AlphaMissense communicates with and/or references the following separate libraries and packages:

• Abseil
• Biopython
• HMMER Suite
• Haiku
• Immutabledict
• JAX
• Matplotlib
• NumPy
• Pandas
• SciPy
• Tree
• Zstandard We thank all their contributors and maintainers!

This is not an officially supported Google product.

The information within the AlphaMissense Database and the model implementation is provided for theoretical modelling only, caution should be exercised in its use. This information is not intended to be a substitute for professional medical advice, diagnosis, or treatment, and does not constitute medical or other professional advice.

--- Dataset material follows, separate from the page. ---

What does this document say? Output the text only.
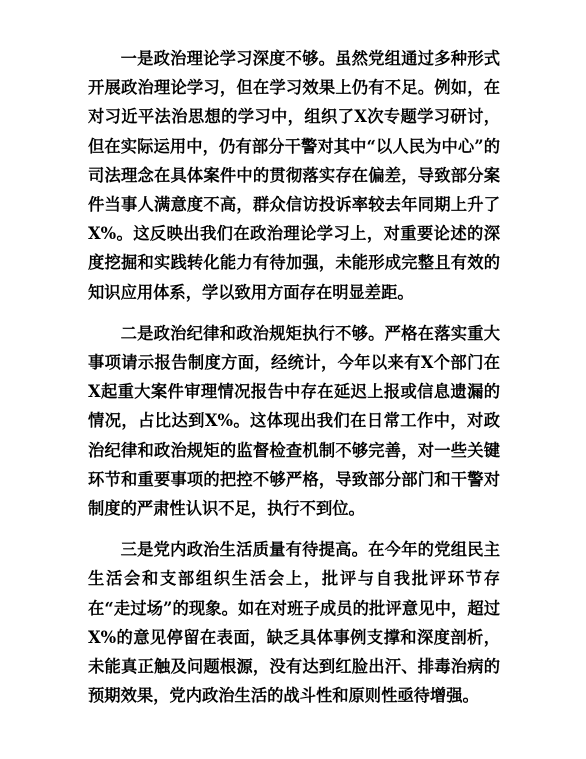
一是政治理论学习深度不够。虽然党组通过多种形式开展政治理论学习，但在学习效果上仍有不足。例如，在对习近平法治思想的学习中，组织了X次专题学习研讨，但在实际运用中，仍有部分干警对其中“以人民为中心”的司法理念在具体案件中的贯彻落实存在偏差，导致部分案件当事人满意度不高，群众信访投诉率较去年同期上升了X%。这反映出我们在政治理论学习上，对重要论述的深度挖掘和实践转化能力有待加强，未能形成完整且有效的知识应用体系，学以致用方面存在明显差距。

二是政治纪律和政治规矩执行不够。严格在落实重大事项请示报告制度方面，经统计，今年以来有X个部门在X起重大案件审理情况报告中存在延迟上报或信息遗漏的情况，占比达到X%。这体现出我们在日常工作中，对政治纪律和政治规矩的监督检查机制不够完善，对一些关键环节和重要事项的把控不够严格，导致部分部门和干警对制度的严肃性认识不足，执行不到位。

三是党内政治生活质量有待提高。在今年的党组民主生活会和支部组织生活会上，批评与自我批评环节存在“走过场”的现象。如在对班子成员的批评意见中，超过X%的意见停留在表面，缺乏具体事例支撑和深度剖析，未能真正触及问题根源，没有达到红脸出汗、排毒治病的预期效果，党内政治生活的战斗性和原则性亟待增强。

Copyright 2023 DeepMind Technologies Limited.

Licensed under the Apache License, Version 2.0 (the "License"); you may not use this file except in compliance with the License. You may obtain a copy of the License at https://www.apache.org/licenses/LICENSE-2.0.

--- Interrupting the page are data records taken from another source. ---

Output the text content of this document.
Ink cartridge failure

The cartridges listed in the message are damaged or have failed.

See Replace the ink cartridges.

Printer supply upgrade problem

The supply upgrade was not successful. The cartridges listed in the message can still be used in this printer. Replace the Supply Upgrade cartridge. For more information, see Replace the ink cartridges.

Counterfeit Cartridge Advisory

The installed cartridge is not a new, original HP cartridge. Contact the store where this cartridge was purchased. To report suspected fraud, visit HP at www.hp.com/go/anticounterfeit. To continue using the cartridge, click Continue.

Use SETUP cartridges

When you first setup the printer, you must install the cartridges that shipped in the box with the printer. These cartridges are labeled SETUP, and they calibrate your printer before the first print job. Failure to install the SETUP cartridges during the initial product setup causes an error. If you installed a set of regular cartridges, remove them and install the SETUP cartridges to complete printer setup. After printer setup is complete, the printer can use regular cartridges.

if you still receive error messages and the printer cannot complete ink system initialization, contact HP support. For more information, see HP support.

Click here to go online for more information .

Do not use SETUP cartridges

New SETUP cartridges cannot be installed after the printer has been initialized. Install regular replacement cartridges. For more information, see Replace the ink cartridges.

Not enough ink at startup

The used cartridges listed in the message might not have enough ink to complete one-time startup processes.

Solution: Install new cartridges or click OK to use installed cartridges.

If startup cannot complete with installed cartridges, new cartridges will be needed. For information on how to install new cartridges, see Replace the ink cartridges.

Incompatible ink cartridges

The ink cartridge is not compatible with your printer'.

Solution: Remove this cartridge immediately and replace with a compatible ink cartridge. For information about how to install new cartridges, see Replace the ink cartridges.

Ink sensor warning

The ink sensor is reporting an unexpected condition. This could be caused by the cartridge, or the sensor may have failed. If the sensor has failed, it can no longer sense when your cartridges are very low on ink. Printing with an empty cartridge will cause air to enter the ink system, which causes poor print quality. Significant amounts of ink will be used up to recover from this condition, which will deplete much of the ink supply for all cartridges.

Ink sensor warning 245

Unless required by applicable law or agreed to in writing, software distributed under the License is distributed on an "AS IS" BASIS, WITHOUT WARRANTIES OR CONDITIONS OF ANY KIND, either express or implied. See the License for the specific language governing permissions and limitations under the License.

AlphaMissense predictions are made available under the terms of the Creative Commons Attribution-NonCommercial-ShareAlike 4.0 International (CC BY-NC-SA 4.0) license. You can find details at: https://creativecommons.org/licenses/by-nc-sa/4.0/

Use of the third-party software, libraries or code referred to in the Acknowledgements section above may be governed by separate terms and conditions or license provisions. Your use of the third-party software, libraries or code is subject to any such terms and you should check that you can comply with any applicable restrictions or terms and conditions before use.